Tunisia lives to the rhythm of its food prices. After bread, sugar and oil, it is now red meat that crystallizes tensions between purchasing power, state regulation and climatic hazards. The announcement of the import of massive cargoes of beef and sheep, offered at capped prices – 37,900 dinars/kg for beef and 38,900 dinars/kg for the lamb – translates the government’s desire to curb the pricing. But this measure, if it temporarily relieves consumers, also raises background questions.
The mirror of an unbalanced market
For months, the price of the lamb has exceeded the symbolic bar of the 60 dinars per kilo in certain regions. Unbearable inflation for average households, whose consumption of red meat is reduced as a skin of sorrow. This flight is explained by an implacable equation: persistent drought, collapse of local production and speculation. The state is trying to respond to it by regulation and importation, but it is a palliative, not a structural solution.
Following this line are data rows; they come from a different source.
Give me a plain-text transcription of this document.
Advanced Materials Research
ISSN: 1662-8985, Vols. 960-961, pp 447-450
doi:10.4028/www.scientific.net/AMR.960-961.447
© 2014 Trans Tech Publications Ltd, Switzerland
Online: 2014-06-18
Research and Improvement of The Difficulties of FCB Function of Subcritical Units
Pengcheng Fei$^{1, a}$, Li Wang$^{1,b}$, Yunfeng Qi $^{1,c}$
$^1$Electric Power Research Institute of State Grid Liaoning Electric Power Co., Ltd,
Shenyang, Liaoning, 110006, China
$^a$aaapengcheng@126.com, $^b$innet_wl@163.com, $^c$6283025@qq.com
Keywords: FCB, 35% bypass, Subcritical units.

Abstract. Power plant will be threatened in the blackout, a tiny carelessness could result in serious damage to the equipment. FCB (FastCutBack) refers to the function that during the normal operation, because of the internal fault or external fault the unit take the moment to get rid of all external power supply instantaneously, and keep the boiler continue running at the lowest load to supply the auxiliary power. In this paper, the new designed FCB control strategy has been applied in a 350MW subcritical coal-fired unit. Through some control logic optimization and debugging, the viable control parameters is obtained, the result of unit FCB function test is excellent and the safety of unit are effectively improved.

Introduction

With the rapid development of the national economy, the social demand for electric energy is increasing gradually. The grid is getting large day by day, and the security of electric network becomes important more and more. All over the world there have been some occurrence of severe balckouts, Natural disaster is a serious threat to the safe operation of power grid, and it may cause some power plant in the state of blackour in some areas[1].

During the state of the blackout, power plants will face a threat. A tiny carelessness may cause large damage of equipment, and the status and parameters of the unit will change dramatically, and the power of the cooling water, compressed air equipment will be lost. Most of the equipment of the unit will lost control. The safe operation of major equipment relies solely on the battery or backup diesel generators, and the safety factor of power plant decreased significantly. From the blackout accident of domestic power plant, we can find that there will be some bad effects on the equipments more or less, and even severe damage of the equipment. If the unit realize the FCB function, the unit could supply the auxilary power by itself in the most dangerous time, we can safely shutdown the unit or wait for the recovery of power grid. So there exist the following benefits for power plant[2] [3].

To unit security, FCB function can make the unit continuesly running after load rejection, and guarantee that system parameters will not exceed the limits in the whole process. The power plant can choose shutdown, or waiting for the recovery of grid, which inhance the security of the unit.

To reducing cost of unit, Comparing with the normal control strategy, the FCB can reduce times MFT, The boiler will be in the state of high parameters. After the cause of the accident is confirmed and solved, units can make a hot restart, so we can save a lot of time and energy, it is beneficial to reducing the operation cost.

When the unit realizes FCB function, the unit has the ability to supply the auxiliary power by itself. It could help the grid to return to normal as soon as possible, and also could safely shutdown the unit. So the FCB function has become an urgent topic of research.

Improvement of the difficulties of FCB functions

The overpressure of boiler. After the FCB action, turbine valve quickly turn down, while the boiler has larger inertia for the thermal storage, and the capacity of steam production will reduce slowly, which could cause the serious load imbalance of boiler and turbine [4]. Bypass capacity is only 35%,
A firefighter in the face of speculation
The creation of pilot points of sale, the mobilization of the company Ellouhoum and the direct distribution aim to short-circuit the intermediaries. However, as Ramzi Trabelsi, director of the Prix Observatory, illegal practices in catering and grills, have been recalled. In other words, the state plays the firefighter: it turns off the fire on one side, while speculation turns on the embers on the other.
The real challenge: self -sufficiency
Behind these imported cargoes hides a crucial question: can Tunisia still guarantee its food sovereignty in red meat? The joint initiatives of the Ministries of Commerce and Agriculture to strengthen the cattle and sheep livestock go in the right direction, but they are long term. By then, each price increase will recall the fragility of our agricultural model and dependence on external markets.